她羞愧的低下头,好似在反省。「也不一定是他们两个,我的人缘很好……」
「但神经很粗。」这是不争的事实。
「喂!猪血同学,妳出口伤人喔!人家都说我很精明。」她抗议的提出辩驳。
「对钱精明,其他就……」不提也罢,省得伤心。「不是吻的吻就是吻,不管别人用什么方式解释,它绝对是妳所想的那个意思。」
不要被人骗了还傻呼呼的以为赚到了,还四处向人炫耀挖到金矿。
「可是人家没那个意思呀!他需要的是钟点清洁女佣。」她刻意强调,像要说服自己,大汪先生对她并无不良企图。
即使如此,袁月牙心里还是有点不安,她虽然爱钱,但都是凭真本事去获得,偷拐抢骗、鸡鸣狗盗之事她绝对不做,好友的笃定口气叫人很不踏实。
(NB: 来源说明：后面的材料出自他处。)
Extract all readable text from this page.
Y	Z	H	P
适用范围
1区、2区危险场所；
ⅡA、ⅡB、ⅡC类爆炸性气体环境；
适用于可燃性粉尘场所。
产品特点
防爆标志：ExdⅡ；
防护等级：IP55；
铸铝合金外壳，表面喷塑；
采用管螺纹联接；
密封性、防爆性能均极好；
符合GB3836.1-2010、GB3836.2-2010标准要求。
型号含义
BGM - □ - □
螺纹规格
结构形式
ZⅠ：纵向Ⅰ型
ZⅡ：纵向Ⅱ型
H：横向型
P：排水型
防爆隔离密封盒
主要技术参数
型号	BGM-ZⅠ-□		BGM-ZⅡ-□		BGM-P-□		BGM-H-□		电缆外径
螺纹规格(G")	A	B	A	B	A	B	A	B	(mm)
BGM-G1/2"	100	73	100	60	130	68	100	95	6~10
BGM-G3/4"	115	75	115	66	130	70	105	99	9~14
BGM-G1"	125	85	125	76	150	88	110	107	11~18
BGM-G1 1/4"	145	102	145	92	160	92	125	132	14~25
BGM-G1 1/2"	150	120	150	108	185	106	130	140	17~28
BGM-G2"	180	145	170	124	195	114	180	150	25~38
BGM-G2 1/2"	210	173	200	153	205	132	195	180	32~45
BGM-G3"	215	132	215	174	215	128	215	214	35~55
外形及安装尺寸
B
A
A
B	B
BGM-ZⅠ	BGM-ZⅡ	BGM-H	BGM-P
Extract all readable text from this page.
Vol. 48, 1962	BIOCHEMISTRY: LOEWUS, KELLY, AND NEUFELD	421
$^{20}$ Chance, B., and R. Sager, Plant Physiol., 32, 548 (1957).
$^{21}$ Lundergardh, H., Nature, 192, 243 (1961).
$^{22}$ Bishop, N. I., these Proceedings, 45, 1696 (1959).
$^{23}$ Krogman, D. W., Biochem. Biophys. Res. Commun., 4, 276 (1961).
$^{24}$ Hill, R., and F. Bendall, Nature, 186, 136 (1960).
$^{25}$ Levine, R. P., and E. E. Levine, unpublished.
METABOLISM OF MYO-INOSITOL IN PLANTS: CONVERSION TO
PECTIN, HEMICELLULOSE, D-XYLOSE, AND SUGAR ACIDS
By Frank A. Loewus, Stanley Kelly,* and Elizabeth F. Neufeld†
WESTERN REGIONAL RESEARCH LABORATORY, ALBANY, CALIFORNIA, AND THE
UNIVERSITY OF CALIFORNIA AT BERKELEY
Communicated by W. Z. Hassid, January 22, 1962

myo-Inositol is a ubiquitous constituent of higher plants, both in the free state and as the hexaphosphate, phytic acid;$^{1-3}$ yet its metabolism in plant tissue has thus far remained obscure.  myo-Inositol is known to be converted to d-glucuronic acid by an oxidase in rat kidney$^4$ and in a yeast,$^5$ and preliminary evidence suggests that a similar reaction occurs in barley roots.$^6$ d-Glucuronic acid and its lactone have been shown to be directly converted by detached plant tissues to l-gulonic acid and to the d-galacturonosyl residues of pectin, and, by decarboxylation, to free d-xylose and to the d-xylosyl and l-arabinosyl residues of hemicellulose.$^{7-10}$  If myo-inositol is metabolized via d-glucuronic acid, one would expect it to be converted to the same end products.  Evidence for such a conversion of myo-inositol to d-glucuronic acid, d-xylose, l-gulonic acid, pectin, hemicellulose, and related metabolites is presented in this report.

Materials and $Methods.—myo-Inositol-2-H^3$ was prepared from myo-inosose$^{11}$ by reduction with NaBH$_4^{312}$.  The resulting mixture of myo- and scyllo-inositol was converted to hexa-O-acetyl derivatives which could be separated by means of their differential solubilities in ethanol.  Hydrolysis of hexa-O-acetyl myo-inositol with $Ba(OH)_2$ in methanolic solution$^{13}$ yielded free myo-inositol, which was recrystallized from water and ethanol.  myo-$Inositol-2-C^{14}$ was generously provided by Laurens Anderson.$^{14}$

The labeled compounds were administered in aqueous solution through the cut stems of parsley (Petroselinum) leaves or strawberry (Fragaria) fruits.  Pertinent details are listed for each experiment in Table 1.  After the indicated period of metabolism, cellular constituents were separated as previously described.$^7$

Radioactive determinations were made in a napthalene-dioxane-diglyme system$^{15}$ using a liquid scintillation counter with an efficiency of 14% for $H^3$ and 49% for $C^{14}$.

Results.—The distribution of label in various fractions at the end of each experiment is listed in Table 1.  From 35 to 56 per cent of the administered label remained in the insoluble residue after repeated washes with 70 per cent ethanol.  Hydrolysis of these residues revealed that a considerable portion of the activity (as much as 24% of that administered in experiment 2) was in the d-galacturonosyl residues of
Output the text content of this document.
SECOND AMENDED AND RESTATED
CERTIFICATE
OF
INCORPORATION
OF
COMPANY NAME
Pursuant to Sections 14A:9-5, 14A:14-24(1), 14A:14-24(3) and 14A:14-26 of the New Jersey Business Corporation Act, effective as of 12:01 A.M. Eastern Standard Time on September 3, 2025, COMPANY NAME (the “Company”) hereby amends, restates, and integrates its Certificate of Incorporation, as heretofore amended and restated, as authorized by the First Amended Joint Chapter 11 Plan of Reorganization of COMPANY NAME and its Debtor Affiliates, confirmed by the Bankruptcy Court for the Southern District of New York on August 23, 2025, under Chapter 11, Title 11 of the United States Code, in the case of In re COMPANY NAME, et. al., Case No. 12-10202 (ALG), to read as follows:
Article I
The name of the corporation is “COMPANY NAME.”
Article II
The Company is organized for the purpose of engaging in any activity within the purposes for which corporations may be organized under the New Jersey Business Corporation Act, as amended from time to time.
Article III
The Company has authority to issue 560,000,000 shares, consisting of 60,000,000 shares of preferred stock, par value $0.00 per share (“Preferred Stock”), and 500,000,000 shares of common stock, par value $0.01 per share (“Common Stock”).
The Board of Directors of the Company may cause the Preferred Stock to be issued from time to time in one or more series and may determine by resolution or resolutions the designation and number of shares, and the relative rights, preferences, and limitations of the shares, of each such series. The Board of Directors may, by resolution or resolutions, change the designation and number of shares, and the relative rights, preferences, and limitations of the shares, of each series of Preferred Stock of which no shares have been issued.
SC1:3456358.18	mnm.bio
可是她又勉强不了自己不受诱惑,明知事有蹊跷仍掩耳盗铃,毫不犹豫一头踩下去。而且还是她自告奋勇求人家用她,不让他有拒绝的余地,死巴着他非用她不可。
「我看是暖床女奴。」朱雪青讪讪然说道。
「妳说什么?」她悄悄的启唇,不欲让人听见。
「我说妳最好想清楚自己对大汪先生的感觉,看妳喜不喜欢他的吻。」接下来的事才好处理。
「呃!这个……妳这样问不会很奇怪吗?」她干么要对他有感觉,她最喜欢的是钱。
看她一脸笨钝闭塞样,朱雪青不禁摇头叹息,不晓得该怜悯谁,是见钱眼开的好友,还是不幸对她感兴趣的男人。